If your IDOL Server license includes automatic language detection, IDOL Server can automatically identify the language and encoding of a document when it is indexed. IDOL Server analyzes a certain amount of text in the document content fields (fields for which SourceType
is set to True
in the IDOL Server configuration file).
Open the IDOL Server configuration file in a text editor.
Find the [Server]
section and add this setting:
AutoDetectLanguagesAtIndex=True
Set DiscardUnconfiguredLanguagesAtIndex
to True
if you do not want to index documents with a language type that is not configured.
Set DiscardUnknownLanguagesAtIndex
to True
if you do not want to index documents whose language IDOL cannot recognize. For example, it might not recognize the language because the document does not contain language, or it might not have enough text for IDOL Server to determine the language.
By default IDOL Server indexes the document using the default language type. It also logs a warning message in the index log, so that you can add an appropriate language type.

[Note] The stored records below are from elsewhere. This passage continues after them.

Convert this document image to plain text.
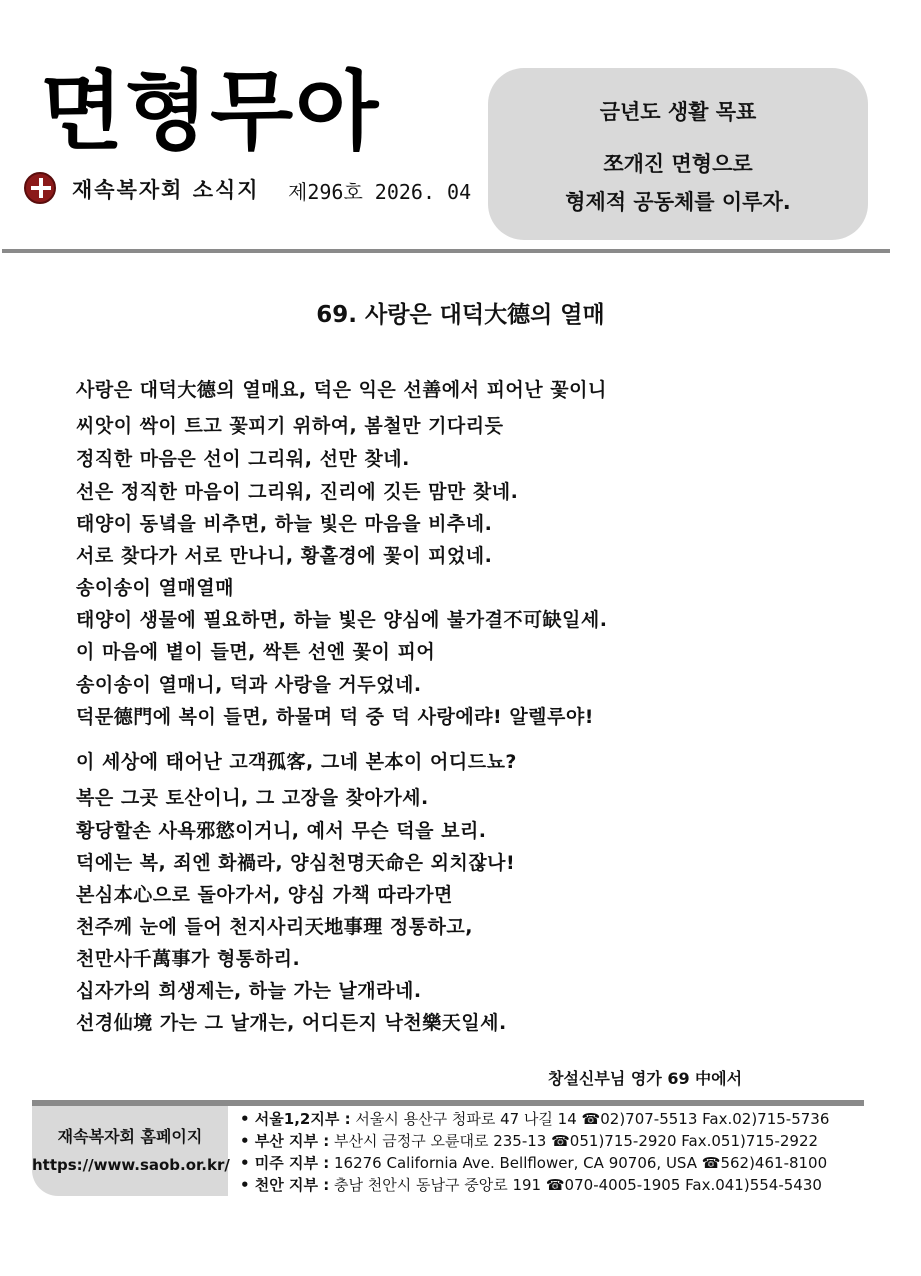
면형무아
재속복자회 소식지 제296호 2026. 04
금년도 생활 목표
쪼개진 면형으로
형제적 공동체를 이루자.
69. 사랑은 대덕大德의 열매
사랑은 대덕大德의 열매요, 덕은 익은 선善에서 피어난 꽃이니
씨앗이 싹이 트고 꽃피기 위하여, 봄철만 기다리듯
정직한 마음은 선이 그리워, 선만 찾네.
선은 정직한 마음이 그리워, 진리에 깃든 맘만 찾네.
태양이 동녘을 비추면, 하늘 빛은 마음을 비추네.
서로 찾다가 서로 만나니, 황홀경에 꽃이 피었네.
송이송이 열매열매
태양이 생물에 필요하면, 하늘 빛은 양심에 불가결不可缺일세.
이 마음에 볕이 들면, 싹튼 선엔 꽃이 피어
송이송이 열매니, 덕과 사랑을 거두었네.
덕문德門에 복이 들면, 하물며 덕 중 덕 사랑에랴! 알렐루야!
이 세상에 태어난 고객孤客, 그네 본本이 어디드뇨?
복은 그곳 토산이니, 그 고장을 찾아가세.
황당할손 사욕邪慾이거니, 예서 무슨 덕을 보리.
덕에는 복, 죄엔 화禍라, 양심천명天命은 외치잖나!
본심本心으로 돌아가서, 양심 가책 따라가면
천주께 눈에 들어 천지사리天地事理 정통하고,
천만사千萬事가 형통하리.
십자가의 희생제는, 하늘 가는 날개라네.
선경仙境 가는 그 날개는, 어디든지 낙천樂天일세.
창설신부님 영가 69 中에서
재속복자회 홈페이지
https://www.saob.or.kr/
• 서울1,2지부 : 서울시 용산구 청파로 47 나길 14 ☎02)707-5513 Fax.02)715-5736
• 부산 지부 : 부산시 금정구 오륜대로 235-13 ☎051)715-2920 Fax.051)715-2922
• 미주 지부 : 16276 California Ave. Bellflower, CA 90706, USA ☎562)461-8100
• 천안 지부 : 충남 천안시 동남구 중앙로 191 ☎070-4005-1905 Fax.041)554-5430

You can change the amount of text that IDOL Server analyzes to detect the language of a document. By default, IDOL Server uses only a few sentences. In some situations, increasing the amount of text to analyze can give more accurate results, such as when significant amounts of a minor second language are present.
Add the MaxLanguageDetectTerms
setting to the [Server]
section, specifying the number of terms (words) that IDOL Server uses for detection. For example:
MaxLanguageDetectTerms=1000
By default, IDOL Server detects any 7-bit ASCII characters as UTF-8. If you instead want to group these documents with documents using 8-bit ASCII, disable the LangDetectUTF8
parameter by setting it to False
.
Ensure that the encoding option you want is present in the language type configuration (see Define Language Types). If there are no compatible encodings configured for the detected language, IDOL assigns the default language type.
Save and close the configuration file. Restart IDOL Server for your changes to take effect.
Note: If you enable automatic language detection and set up a field process that reads the language of a document from one of its fields, IDOL Server uses the field process rather than autodetection to determine the document language and encoding.
|